A search engine inspired platform enabling open sharing and access of both data and results from all genomic studies

Year of award: 2019

Grantholders

  • Dr John Lees

    Imperial College London

Project summary

Large amounts of public and charity money have been spent on genomic studies. In non-model organisms, which make up over half of all available sequence data, sharing falls far short of the standards of democratisation and dissemination that funders and researchers envisage. Common issues include paywalled publications, needing to repeat expensive basic data processing steps and difficulty even finding data.

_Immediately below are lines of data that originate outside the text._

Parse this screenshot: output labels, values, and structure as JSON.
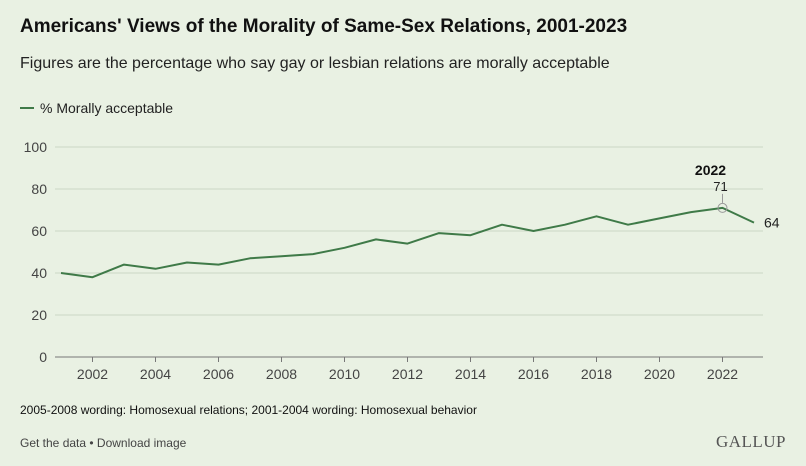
{
  "chart_data": {
    "type": "line",
    "title": "Americans' Views of the Morality of Same-Sex Relations, 2001-2023",
    "subtitle": "Figures are the percentage who say gay or lesbian relations are morally acceptable",
    "x": [
      2001,
      2002,
      2003,
      2004,
      2005,
      2006,
      2007,
      2008,
      2009,
      2010,
      2011,
      2012,
      2013,
      2014,
      2015,
      2016,
      2017,
      2018,
      2019,
      2020,
      2021,
      2022,
      2023
    ],
    "series": [
      {
        "name": "% Morally acceptable",
        "color": "#3f7a48",
        "values": [
          40,
          38,
          44,
          42,
          45,
          44,
          47,
          48,
          49,
          52,
          56,
          54,
          59,
          58,
          63,
          60,
          63,
          67,
          63,
          66,
          69,
          71,
          64
        ]
      }
    ],
    "xticks": [
      "2002",
      "2004",
      "2006",
      "2008",
      "2010",
      "2012",
      "2014",
      "2016",
      "2018",
      "2020",
      "2022"
    ],
    "yticks": [
      "0",
      "20",
      "40",
      "60",
      "80",
      "100"
    ],
    "ylim": [
      0,
      100
    ],
    "xlim": [
      2001,
      2023
    ],
    "grid": "horizontal",
    "legend": "top-left",
    "annotations": {
      "highlight_year": "2022",
      "highlight_value": "71",
      "last_value": "64"
    }
  },
  "footnote": "2005-2008 wording: Homosexual relations; 2001-2004 wording: Homosexual behavior",
  "footer": {
    "get_data": "Get the data",
    "separator": " • ",
    "download": "Download image",
    "logo": "GALLUP"
  }
}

Overcoming these issues requires significant amounts of time, expertise and computational resources. A combination of inflexible database services, lack of advanced methods, and high hurdles to sharing published analyses have collectively led to this situation. Innovative solutions are desperately needed.

We will link datasets with inherently variable structures, searchable with new indexing tools and a novel ranking algorithm to make these invaluable scientific resources truly open. We will adapt technology used by search engines, which index, rank and deliver results from billions of webpages which have no unified structure. Our tool will allow users to search for sequences or other biological features and group results by samples, species or projects. Results will be ordered by relevance, linked to downloads of published data and visualisations and further enhanced with analysis performed by the tool itself. Web and programmatic interfaces will be available.

Our solution’s flexibility, relaxing almost all format requirements imposed by databases on researchers, will lead to broad uptake. Many research communities will benefit, such as microbiology, immunology, bioinformatics, low- and middle-income countries and public health, and we anticipate starting to shift open research practices in genomics.